The sanctity and privacy of the home and of the great outdoors was previously what allowed advocates like me to make it clear to people that I knew where to draw the line and that this smokefree movement was not simply a fanatical effort to achieve a de facto prohibition of tobacco use. By emphasizing that we had no intention of regulating smoking in private homes or in all outdoor places, we retained credibility as being advocates who were promoting science-based policy and who had some respect for privacy and individual autonomy.
But ASH has now publicly destroyed that by giving the public the impression that the ultimate aim of the smokefree movement is to try to ban smoking everywhere, even in private homes.
By boasting that smokefree advocates are trying to reach "right into the home," ASH has, I believe, taken an action that is going to contribute towards destroying the credibility of even legitimate efforts to provide workers with a safe, smoke-free workplace.
ASH needs to be checked, and quickly, before it succeeds in completely destroying the credibility of smokefree efforts.
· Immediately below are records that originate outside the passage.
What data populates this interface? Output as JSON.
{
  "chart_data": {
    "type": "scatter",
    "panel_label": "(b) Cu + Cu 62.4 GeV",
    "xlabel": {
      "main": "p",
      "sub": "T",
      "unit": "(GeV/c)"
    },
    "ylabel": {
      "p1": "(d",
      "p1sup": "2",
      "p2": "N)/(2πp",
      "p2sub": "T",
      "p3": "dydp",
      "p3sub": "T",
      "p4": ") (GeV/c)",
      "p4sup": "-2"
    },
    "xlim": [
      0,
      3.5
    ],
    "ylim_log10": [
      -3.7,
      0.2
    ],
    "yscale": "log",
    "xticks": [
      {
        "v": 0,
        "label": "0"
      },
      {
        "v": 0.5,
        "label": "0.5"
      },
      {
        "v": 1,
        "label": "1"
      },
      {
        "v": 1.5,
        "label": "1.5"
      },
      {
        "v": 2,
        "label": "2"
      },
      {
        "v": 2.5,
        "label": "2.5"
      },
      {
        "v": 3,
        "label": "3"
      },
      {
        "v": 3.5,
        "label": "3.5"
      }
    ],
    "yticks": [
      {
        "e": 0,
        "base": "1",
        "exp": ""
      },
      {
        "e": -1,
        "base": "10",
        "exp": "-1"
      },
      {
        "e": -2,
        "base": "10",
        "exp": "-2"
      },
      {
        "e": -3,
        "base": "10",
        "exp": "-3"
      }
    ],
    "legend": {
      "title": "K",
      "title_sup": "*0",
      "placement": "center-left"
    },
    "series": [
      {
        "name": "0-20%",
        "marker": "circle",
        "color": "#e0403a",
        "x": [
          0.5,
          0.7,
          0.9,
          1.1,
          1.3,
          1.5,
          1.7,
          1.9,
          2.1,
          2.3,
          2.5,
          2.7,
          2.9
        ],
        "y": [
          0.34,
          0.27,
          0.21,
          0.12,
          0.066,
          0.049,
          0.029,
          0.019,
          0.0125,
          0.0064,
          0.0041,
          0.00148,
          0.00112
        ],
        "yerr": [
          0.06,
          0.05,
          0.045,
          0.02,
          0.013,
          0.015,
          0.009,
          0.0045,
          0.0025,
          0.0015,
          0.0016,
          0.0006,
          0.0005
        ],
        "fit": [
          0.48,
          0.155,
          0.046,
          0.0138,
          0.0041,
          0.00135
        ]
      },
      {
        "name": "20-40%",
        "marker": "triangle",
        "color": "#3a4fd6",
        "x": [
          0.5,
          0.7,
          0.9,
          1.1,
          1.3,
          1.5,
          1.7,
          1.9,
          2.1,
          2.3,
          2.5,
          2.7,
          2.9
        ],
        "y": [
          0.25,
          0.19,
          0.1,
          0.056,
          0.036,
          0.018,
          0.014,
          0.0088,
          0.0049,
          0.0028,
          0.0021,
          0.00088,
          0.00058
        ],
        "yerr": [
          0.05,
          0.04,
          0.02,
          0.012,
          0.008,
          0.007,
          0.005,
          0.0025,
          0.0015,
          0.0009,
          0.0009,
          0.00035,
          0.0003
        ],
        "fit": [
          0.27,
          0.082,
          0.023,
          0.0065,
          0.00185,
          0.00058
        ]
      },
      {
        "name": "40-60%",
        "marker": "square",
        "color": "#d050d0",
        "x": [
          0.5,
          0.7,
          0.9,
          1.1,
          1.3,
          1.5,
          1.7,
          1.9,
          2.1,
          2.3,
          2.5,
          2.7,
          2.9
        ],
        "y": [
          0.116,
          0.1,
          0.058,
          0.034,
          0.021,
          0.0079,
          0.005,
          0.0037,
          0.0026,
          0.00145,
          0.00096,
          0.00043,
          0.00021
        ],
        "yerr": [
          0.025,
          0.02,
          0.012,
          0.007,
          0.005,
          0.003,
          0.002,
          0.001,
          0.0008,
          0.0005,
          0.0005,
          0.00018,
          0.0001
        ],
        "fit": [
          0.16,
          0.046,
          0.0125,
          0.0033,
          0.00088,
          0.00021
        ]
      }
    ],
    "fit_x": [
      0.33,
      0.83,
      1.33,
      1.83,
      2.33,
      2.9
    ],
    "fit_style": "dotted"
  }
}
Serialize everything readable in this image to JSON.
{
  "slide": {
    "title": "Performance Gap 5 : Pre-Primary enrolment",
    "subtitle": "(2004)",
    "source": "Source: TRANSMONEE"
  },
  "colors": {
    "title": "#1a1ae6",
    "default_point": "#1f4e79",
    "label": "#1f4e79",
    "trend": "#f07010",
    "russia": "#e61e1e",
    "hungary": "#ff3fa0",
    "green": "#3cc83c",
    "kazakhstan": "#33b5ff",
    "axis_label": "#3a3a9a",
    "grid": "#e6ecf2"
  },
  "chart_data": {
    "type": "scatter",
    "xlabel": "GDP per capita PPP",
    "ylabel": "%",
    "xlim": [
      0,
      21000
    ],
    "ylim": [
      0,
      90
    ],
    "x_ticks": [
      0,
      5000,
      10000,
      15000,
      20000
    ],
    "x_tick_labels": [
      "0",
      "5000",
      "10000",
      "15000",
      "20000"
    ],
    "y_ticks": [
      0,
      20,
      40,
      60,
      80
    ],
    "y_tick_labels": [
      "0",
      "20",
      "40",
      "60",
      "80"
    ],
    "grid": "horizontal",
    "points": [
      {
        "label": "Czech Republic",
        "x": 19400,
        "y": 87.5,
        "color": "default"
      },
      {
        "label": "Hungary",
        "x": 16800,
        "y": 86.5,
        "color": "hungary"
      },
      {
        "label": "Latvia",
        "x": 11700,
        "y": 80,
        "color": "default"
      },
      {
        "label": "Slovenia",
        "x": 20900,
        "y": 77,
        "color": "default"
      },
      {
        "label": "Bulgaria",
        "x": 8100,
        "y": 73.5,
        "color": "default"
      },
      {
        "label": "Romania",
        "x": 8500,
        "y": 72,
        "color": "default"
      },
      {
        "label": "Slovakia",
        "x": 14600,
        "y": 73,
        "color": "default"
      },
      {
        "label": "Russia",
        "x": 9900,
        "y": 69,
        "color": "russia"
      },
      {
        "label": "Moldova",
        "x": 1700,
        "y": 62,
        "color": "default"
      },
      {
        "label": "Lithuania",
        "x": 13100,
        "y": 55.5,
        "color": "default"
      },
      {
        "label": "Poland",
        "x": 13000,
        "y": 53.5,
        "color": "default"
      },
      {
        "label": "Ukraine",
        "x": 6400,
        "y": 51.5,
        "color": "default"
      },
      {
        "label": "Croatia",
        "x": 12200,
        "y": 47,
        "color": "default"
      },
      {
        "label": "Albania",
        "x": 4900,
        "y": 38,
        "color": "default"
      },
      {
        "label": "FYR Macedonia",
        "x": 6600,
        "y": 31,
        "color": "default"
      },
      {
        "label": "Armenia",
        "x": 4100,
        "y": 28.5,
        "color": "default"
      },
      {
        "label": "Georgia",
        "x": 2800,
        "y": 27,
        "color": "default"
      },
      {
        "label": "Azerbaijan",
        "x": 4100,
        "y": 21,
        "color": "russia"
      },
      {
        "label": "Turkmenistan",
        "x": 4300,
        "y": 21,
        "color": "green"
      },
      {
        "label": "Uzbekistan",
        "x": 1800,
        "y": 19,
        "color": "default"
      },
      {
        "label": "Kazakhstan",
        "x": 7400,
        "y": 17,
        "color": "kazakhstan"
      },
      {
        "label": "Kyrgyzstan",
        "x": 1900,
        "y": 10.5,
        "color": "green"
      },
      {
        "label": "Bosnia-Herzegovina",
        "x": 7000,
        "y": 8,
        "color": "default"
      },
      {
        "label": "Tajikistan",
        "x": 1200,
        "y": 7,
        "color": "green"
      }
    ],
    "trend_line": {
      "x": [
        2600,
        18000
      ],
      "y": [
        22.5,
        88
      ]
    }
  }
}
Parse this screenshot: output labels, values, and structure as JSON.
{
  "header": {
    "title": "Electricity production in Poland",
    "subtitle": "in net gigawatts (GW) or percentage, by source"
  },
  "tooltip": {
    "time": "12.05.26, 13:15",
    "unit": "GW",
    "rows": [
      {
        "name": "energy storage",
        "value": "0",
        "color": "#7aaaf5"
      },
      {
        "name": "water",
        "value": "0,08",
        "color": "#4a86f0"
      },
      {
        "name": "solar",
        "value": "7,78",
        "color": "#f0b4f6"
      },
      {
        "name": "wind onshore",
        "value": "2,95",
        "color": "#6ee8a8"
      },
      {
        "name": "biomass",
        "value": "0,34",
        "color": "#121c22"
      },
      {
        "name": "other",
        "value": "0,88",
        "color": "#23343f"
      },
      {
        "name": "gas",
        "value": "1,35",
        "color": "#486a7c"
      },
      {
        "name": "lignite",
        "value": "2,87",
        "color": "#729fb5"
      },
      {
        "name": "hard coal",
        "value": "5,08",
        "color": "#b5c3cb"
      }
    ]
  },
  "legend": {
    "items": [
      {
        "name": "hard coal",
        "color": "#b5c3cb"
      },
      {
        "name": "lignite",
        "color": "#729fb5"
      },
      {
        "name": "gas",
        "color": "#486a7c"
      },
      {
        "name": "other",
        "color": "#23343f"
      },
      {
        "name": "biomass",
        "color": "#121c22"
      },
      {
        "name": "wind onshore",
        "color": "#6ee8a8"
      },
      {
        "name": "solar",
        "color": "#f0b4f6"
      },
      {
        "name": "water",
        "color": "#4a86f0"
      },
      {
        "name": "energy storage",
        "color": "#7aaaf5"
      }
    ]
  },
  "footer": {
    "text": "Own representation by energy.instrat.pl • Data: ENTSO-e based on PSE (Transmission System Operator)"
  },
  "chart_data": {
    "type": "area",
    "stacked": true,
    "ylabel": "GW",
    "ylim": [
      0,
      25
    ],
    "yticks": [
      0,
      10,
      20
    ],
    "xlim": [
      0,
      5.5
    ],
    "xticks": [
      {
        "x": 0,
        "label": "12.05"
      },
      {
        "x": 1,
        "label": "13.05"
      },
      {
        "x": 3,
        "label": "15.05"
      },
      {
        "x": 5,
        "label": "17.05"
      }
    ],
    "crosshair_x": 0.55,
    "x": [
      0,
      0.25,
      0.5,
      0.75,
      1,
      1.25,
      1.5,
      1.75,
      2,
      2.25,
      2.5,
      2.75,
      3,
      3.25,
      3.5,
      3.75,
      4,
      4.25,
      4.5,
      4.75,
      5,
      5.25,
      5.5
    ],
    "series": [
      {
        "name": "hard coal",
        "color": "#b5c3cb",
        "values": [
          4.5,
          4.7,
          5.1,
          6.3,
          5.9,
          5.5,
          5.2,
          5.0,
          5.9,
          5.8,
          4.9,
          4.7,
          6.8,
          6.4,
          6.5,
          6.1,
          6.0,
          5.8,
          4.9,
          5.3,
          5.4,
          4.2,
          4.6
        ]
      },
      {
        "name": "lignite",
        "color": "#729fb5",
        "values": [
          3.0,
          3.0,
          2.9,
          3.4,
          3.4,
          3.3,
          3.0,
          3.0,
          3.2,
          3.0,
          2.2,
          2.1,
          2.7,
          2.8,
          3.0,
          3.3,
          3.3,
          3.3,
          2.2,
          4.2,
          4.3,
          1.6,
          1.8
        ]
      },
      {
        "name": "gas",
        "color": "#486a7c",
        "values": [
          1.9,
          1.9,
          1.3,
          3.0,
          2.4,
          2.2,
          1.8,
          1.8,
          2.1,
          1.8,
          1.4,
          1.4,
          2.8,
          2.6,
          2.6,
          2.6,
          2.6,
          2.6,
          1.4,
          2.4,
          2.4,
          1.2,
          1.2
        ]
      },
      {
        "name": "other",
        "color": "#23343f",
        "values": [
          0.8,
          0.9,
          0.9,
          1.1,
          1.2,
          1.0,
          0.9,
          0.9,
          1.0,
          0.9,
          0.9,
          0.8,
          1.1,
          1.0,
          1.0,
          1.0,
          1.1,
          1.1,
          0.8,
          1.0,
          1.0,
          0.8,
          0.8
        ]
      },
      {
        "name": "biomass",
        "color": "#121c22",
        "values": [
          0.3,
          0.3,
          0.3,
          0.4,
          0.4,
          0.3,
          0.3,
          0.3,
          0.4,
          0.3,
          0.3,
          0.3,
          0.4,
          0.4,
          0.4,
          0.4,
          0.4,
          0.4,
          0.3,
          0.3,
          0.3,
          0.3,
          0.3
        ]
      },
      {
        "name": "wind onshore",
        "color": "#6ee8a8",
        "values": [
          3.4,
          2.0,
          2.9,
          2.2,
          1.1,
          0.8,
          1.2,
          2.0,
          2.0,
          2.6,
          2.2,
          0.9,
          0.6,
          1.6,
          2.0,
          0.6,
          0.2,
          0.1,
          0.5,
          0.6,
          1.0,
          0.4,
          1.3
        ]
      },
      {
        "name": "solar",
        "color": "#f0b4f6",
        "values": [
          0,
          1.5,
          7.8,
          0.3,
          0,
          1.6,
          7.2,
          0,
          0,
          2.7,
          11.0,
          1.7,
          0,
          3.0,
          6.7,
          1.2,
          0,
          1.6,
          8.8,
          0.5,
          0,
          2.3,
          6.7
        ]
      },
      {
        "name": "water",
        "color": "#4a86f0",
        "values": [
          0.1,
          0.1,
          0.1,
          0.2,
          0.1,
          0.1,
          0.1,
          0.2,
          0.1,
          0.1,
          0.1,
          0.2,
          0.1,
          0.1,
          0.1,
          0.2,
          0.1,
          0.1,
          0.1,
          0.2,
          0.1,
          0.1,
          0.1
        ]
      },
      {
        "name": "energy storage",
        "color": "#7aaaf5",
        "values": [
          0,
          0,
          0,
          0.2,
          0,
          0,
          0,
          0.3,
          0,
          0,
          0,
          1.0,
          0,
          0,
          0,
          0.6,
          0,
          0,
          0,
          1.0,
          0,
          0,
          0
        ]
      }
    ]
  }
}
And the only way to do that is for smokefree organizations to speak out and make it clear that ASH does not speak for them. They must make it clear that this is a science-based movement and that it is a movement that does respect the privacy of the home.
Unfortunately, my experience makes it clear that tobacco control organizations are unwilling to criticize any anti-smoking group, regardless of how improper is the action they are taking. I doubt any group will say anything. That's unfortunate, because it is going to hurt the smokefree movement, including the work of those organizations that have not crossed the line into outright fanaticism.